Lamprell, the specialist engineering group, warned that higher costs and deferred contracts would see it incur a $105m full-year loss following an external review of its business.
One analyst described the update and warning of wider losses as a “kitchen sink”.
The group’s shares, which traded as high as 368.7p in May, fell by a tenth before recovering to close up 12 per cent at 77.76p on Monday.
Lamprell said last month that Nigel McCue would step down as chief executive alongside chief financial officer Jon Cooper and chief operating officer Chris Hand.
Their exits followed a number of profit warnings and a commitment by John Kennedy, recently installed as chairman, to clear out senior managers at the Dubai-based contractor.
On Monday Mr Kennedy said an external review to assess Lamprell’s financial position had “revealed a much greater loss for the year than previously announced or anticipated”.

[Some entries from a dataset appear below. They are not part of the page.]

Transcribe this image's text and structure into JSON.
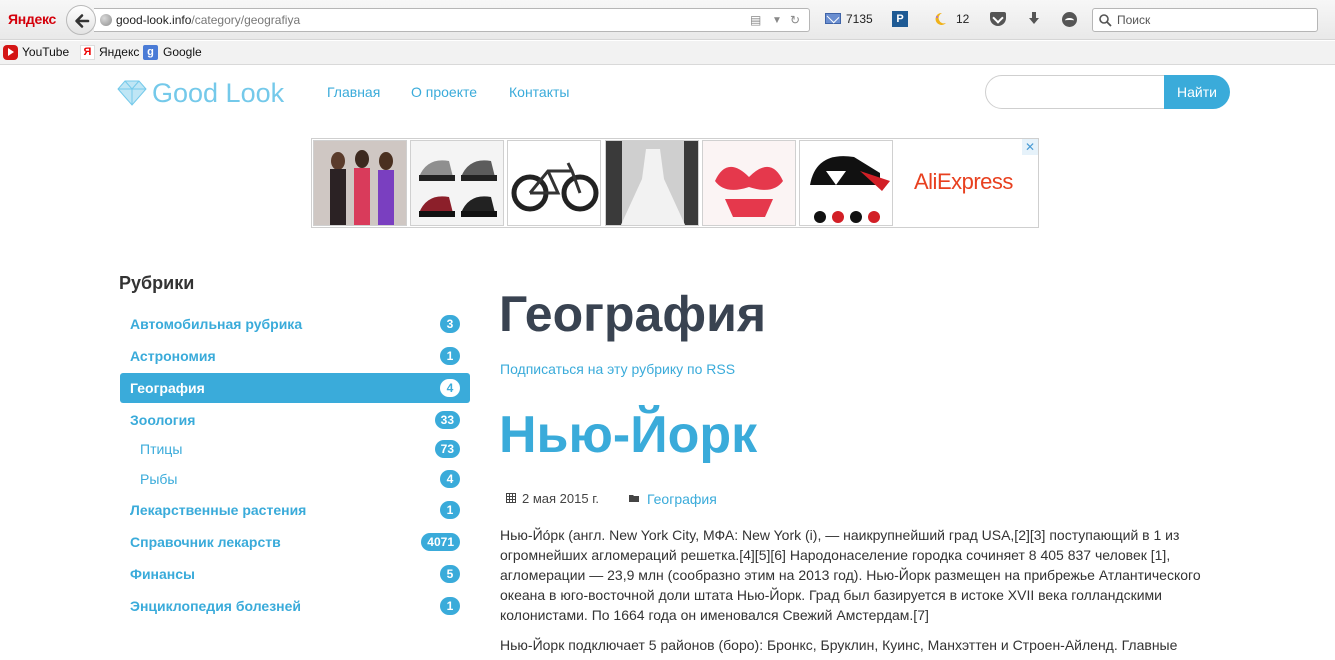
{
  "browser": {
    "logo": "Яндекс",
    "url_host": "good-look.info",
    "url_path": "/category/geografiya",
    "mail_count": "7135",
    "weather_count": "12",
    "search_placeholder": "Поиск",
    "bookmarks": [
      {
        "label": "YouTube",
        "icon": "youtube-icon"
      },
      {
        "label": "Яндекс",
        "icon": "yandex-icon"
      },
      {
        "label": "Google",
        "icon": "google-icon"
      }
    ]
  },
  "site": {
    "logo_text": "Good Look",
    "nav": [
      "Главная",
      "О проекте",
      "Контакты"
    ],
    "search_value": "",
    "search_button": "Найти",
    "accent": "#3aabda",
    "title_color": "#394351"
  },
  "ad": {
    "brand": "AliExpress",
    "close": "✕",
    "thumbnails": [
      "lingerie-photo",
      "caps-photo",
      "bicycle-photo",
      "wedding-dress-photo",
      "bra-photo",
      "cap-set-photo"
    ]
  },
  "sidebar": {
    "title": "Рубрики",
    "categories": [
      {
        "label": "Автомобильная рубрика",
        "count": "3",
        "sub": false,
        "active": false
      },
      {
        "label": "Астрономия",
        "count": "1",
        "sub": false,
        "active": false
      },
      {
        "label": "География",
        "count": "4",
        "sub": false,
        "active": true
      },
      {
        "label": "Зоология",
        "count": "33",
        "sub": false,
        "active": false
      },
      {
        "label": "Птицы",
        "count": "73",
        "sub": true,
        "active": false
      },
      {
        "label": "Рыбы",
        "count": "4",
        "sub": true,
        "active": false
      },
      {
        "label": "Лекарственные растения",
        "count": "1",
        "sub": false,
        "active": false
      },
      {
        "label": "Справочник лекарств",
        "count": "4071",
        "sub": false,
        "active": false
      },
      {
        "label": "Финансы",
        "count": "5",
        "sub": false,
        "active": false
      },
      {
        "label": "Энциклопедия болезней",
        "count": "1",
        "sub": false,
        "active": false
      }
    ]
  },
  "main": {
    "page_title": "География",
    "rss_link": "Подписаться на эту рубрику по RSS",
    "post": {
      "title": "Нью-Йорк",
      "date": "2 мая 2015 г.",
      "category": "География",
      "paragraphs": [
        "Нью-Йо́рк (англ. New York City, МФА: New York (i), — наикрупнейший град USA,[2][3] поступающий в 1 из огромнейших агломераций решетка.[4][5][6] Народонаселение городка сочиняет 8 405 837 человек [1], агломерации — 23,9 млн (сообразно этим на 2013 год). Нью-Йорк размещен на прибрежье Атлантического океана в юго-восточной доли штата Нью-Йорк. Град был базируется в истоке XVII века голландскими колонистами. По 1664 года он именовался Свежий Амстердам.[7]",
        "Нью-Йорк подключает 5 районов (боро): Бронкс, Бруклин, Куинс, Манхэттен и Строен-Айленд. Главные"
      ]
    }
  }
}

He added: “Naturally, I am very disappointed. However, having now identified the issues and their potential financial impact, the group is in a much better position to draw a line under these events.”
Cost overruns and late delivery penalties on a $320m order for two vessels for shipping group Fred Olsen, designed to be used for installing offshore wind turbines, have been a drag on profitability.
Lamprell fell to an interim loss of $47m in the six months to June. Brokers had been forecasting a full-year loss of about $30m ahead of October’s warning and management changes.
But the company – whose traditional business has been the supply and repair of rigs and platforms to the oil and gas sector – has also been forced to forecast wider losses because of deferrals, cost overruns and bad debt provisions on a number of other contracts.
Last week it hired Frank Nelson as chief financial officer to work alongside Peter Whitbread, former chief executive, who has been drafted in until a permanent successor to Mr McCue is found.
Lamprell said it expected 2013 to be a “recovery year”, with revenue broadly flat compared to 2012 and a gradual return to profitability during the year.
It added that discussions were continuing with its banks to secure waivers of its banking covenants due to be tested at the end of this year.
“The group remains confident of support from its lenders during this challenging time for the business,” it said.
Broker Investec maintained its “hold” recommendation, pointing to Lamprell’s $1.4bn order book. But it added: “At present there is clearly a long road to recovery and we see limited near-term upside.”